Contrary to the way many of her fans might remember her career, it took six tracks for Ani DiFranco to "get political" on her debut album back in 1991. The singer-songwriter most often conflated with 21st Century feminism - who has a tendency to politicize everything - has always sandwiched her politics between a couple heavy doses of the shockingly personal. Indeed, that first record started with a story of a somewhat whispered affair ("...and when we leave the landlord will come and paint over it all").

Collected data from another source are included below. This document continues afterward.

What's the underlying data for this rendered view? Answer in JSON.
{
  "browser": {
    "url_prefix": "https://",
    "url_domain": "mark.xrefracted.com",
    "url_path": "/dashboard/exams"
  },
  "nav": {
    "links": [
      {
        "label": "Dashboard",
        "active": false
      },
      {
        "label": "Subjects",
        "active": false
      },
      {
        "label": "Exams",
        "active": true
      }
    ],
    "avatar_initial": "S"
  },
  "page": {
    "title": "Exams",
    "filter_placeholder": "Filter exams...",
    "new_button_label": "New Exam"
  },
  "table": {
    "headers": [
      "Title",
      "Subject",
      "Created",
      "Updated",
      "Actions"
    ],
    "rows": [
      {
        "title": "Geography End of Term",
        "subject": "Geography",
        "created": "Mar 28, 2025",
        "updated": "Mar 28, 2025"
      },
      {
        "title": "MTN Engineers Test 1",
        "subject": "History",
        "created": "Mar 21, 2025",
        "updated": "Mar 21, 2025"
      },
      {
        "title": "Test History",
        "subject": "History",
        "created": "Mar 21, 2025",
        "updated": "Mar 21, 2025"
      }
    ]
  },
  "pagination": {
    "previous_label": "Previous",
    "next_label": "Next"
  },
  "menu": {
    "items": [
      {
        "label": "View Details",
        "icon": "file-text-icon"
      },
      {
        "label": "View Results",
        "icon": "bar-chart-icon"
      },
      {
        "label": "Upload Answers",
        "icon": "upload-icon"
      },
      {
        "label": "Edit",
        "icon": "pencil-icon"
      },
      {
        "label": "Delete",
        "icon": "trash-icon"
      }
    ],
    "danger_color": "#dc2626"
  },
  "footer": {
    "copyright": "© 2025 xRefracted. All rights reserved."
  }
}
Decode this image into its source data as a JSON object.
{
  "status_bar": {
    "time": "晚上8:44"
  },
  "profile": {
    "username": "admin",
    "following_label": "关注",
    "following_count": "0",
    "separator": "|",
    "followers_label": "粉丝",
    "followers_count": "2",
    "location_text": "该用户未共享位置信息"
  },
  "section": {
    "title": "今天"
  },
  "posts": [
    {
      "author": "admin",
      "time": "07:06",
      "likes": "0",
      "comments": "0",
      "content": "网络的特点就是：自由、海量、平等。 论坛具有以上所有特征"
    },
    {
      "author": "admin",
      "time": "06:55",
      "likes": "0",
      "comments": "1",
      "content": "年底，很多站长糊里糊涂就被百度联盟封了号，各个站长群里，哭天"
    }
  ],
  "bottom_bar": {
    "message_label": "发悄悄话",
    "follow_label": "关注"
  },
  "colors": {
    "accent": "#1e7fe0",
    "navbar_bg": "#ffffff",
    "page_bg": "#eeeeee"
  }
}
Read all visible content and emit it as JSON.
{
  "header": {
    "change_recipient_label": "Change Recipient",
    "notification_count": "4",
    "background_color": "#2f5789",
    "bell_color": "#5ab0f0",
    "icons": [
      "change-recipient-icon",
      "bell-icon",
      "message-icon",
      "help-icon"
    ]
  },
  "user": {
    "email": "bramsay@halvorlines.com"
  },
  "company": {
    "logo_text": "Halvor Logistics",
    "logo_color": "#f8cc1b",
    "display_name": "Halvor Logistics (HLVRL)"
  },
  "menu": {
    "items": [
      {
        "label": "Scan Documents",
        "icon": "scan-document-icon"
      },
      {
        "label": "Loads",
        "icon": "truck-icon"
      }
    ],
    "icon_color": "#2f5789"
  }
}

There were several other assertions of desire on that disc before she went for it, leaning heavily into what just might be one of the most blatant pro-choice songs of her generation...until, of course, she tacked a tune called "Amendment" onto Which Side Are You On?:

If you don't like abortion, don't have an abortion.
Teach your children how they can avoid them...
but don't treat all women like they are your children.
Compassion has many faces, many names.
If men can kill and be decorated instead of blamed,
then a woman called upon to mother can choose to refrain.

(purchase/download)

That she found the wherewithal and creativity to turn "abortion" into a singable word is probably not so surprising, considering. But, elsewhere on the album, she tackles racism, homophobia, drug companies, marriage rights, promiscuity's taboo, even death. All this under the moniker of one of the most provocative and stirring labor anthems of the 20th Century, even while giving plenty of time and lyrical love to her husband and child. Quite a feat for 12 songs which clock in at just under an hour total.

It Takes a Community

Unlike the 20 albums which came before it, Which Side took three years to record and release, allowing for a number of collaborations and guest appearances. In addition to a couple of Neville Brothers and members of New Orleans brass bands Rebirth and Bonerama, a chorus of local children, and her producer/husband Mike Napolitano, Pete Seeger came along to play banjo on the title track.

Some attention should be given to that tune, indeed. Aside from the traditional "Amazing Grace" (which DiFranco re-arranged and recorded for her 1996 album Dilate), she has yet to feed any old folk songs through the folk process (changing lyrics for changing times) and put them on her albums. "Which Side Are You On?" (purchase/download) is the first, and she completely reconstructed its verses to apply to modern concerns. The tune draws hard lines where politicians are probably hesitant to do so, ultimately calling for voter turnout and general engagement/participation in democracy ("Come on all good workers! Let's all vote this time! / Tell 'em which side are you on now, which side are you on?").

That there happens to be a major nationwide people's movement happening around DiFranco's release of the album is purely coincidental, but the disc is likely to fill the hole so many critics have been pointing to, asking where OCCUPY's anthem is. The answer may just be here.

(Check out this history of the song "Which Side Are You On?")

The Bottom Line

Next to Reveling/Reckoning and Red Letter Year, this is easily one of DiFranco's most fully-realized albums. Long-time fans will eat this one up. Newcomers may need to be a little patient and give it several spins before it starts to resonate. As usual, the aesthetic isn't immediately what many traditionalists would call "folk music," but the sentiment is entirely the same. We can only hope DiFranco keeps delivering from this place of balance, as it is certainly illuminating.